You can, and I do, disagree with his reasoning in this area. I am a supporter of healthcare reform generally and a believer in the necessity of the individual mandate specifically. There are a lot of things that have been justified under the Commerce Clause that I find unjustifiable, but a mandate for this specific product is an exception that I would make if I were deciding these matters of law.

The reason that I write to you about this is that I really think that you (and other center-left commentators) are missing a very important point here, namely that Vinson both in his striking down the mandate and declaring that the provision cannot be severed, is acting well within controlling precedent. This decision would be radical in its impact but it is not a radical decision. Were the Court to rule against the entire healthcare law here, it would be objectively on much firmer precedential and textual ground than it was in Bush v. Gore (or for that matter Roe v. Wade, Buckley v. Valeo, Brown v. Board, etc.). We need to wake up to this reality and start dealing with it accordingly. In fact, we were aware of this early in the process and could have structured the requirement to make it pass constitutional muster (designing it as a tax rather than a penalty which we have attempted to do ex post to no avail).

So we’ll see what happens. But the moment is coming that I have been dreading ever since my first correspondence with a friend (a Democrat who is a lawyer and former law review editor) who said when he first heard of this proposal in Hillary’s healthcare plan … “well, that’s unconstitutional on its face.”
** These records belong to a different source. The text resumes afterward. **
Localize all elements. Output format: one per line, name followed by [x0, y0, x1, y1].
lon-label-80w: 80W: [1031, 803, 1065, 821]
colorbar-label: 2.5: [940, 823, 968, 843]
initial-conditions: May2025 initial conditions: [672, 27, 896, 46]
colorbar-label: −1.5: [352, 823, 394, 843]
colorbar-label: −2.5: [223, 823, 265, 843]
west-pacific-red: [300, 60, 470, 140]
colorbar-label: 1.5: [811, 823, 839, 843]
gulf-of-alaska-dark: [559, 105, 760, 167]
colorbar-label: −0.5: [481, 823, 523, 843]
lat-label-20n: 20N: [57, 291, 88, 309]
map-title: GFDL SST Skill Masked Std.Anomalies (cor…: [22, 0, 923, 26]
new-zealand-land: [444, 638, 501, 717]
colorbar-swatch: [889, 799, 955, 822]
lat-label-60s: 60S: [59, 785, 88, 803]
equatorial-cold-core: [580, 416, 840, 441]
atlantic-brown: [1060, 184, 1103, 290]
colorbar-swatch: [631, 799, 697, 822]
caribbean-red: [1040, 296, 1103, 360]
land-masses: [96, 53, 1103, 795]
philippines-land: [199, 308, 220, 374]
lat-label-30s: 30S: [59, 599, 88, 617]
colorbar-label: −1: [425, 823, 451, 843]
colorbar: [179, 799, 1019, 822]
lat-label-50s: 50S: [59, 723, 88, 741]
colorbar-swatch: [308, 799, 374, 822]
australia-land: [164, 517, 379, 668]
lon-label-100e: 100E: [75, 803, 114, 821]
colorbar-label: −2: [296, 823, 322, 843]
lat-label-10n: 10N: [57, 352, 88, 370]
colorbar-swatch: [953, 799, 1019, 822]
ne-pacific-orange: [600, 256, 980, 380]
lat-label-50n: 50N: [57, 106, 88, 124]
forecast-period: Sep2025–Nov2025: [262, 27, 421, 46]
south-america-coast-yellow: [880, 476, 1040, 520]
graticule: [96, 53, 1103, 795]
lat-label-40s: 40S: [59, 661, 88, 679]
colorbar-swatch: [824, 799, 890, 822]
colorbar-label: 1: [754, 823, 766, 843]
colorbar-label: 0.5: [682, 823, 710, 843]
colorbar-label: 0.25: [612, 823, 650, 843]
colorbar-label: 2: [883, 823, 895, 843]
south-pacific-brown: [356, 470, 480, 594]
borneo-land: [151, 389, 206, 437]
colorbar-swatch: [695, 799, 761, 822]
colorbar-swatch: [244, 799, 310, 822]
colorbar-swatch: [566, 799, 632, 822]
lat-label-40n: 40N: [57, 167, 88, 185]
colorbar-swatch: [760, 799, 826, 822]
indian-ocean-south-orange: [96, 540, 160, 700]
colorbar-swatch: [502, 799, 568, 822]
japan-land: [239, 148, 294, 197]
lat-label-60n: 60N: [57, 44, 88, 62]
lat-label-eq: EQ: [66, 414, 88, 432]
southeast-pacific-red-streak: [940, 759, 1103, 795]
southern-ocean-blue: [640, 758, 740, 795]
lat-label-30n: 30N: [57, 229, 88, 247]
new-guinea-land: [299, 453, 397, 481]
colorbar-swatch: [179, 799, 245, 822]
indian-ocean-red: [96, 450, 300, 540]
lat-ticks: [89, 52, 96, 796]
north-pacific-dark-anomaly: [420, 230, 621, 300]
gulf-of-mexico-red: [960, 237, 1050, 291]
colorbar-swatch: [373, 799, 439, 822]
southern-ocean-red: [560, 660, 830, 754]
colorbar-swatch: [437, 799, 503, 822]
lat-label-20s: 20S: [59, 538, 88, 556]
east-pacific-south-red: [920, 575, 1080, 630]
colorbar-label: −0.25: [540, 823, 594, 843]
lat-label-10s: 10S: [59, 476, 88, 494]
Obviously I take a dimmer view of Vinson’s decision: I just don’t see how it jibes at all with current Supreme Court precedent. But if my reader is right, the Supreme Court itself might end up disagreeing with me.

I’m not sure what that would mean. My guess is that they won’t throw out the entire law regardless; only the individual mandate will get overturned. If that’s the case, then Republicans will be in a sticky situation. Democrats will pretty obviously be unwilling to repeal the rest of the law, but the health insurance industry will go bananas if everything else stays intact but the individual mandate goes away. They’d argue, with some justice, that this would essentially destroy them, and they’d demand that Republicans join with Democrats to do something about it. That would be hard pressure for Republicans to resist.

This is all still a couple of years away, since it still has to go through the appellate courts and I assume the earliest the Supreme Court could take it up would be in its 2012-13 session, with a decision handed down sometime in 2013. So we have plenty of time to think about it.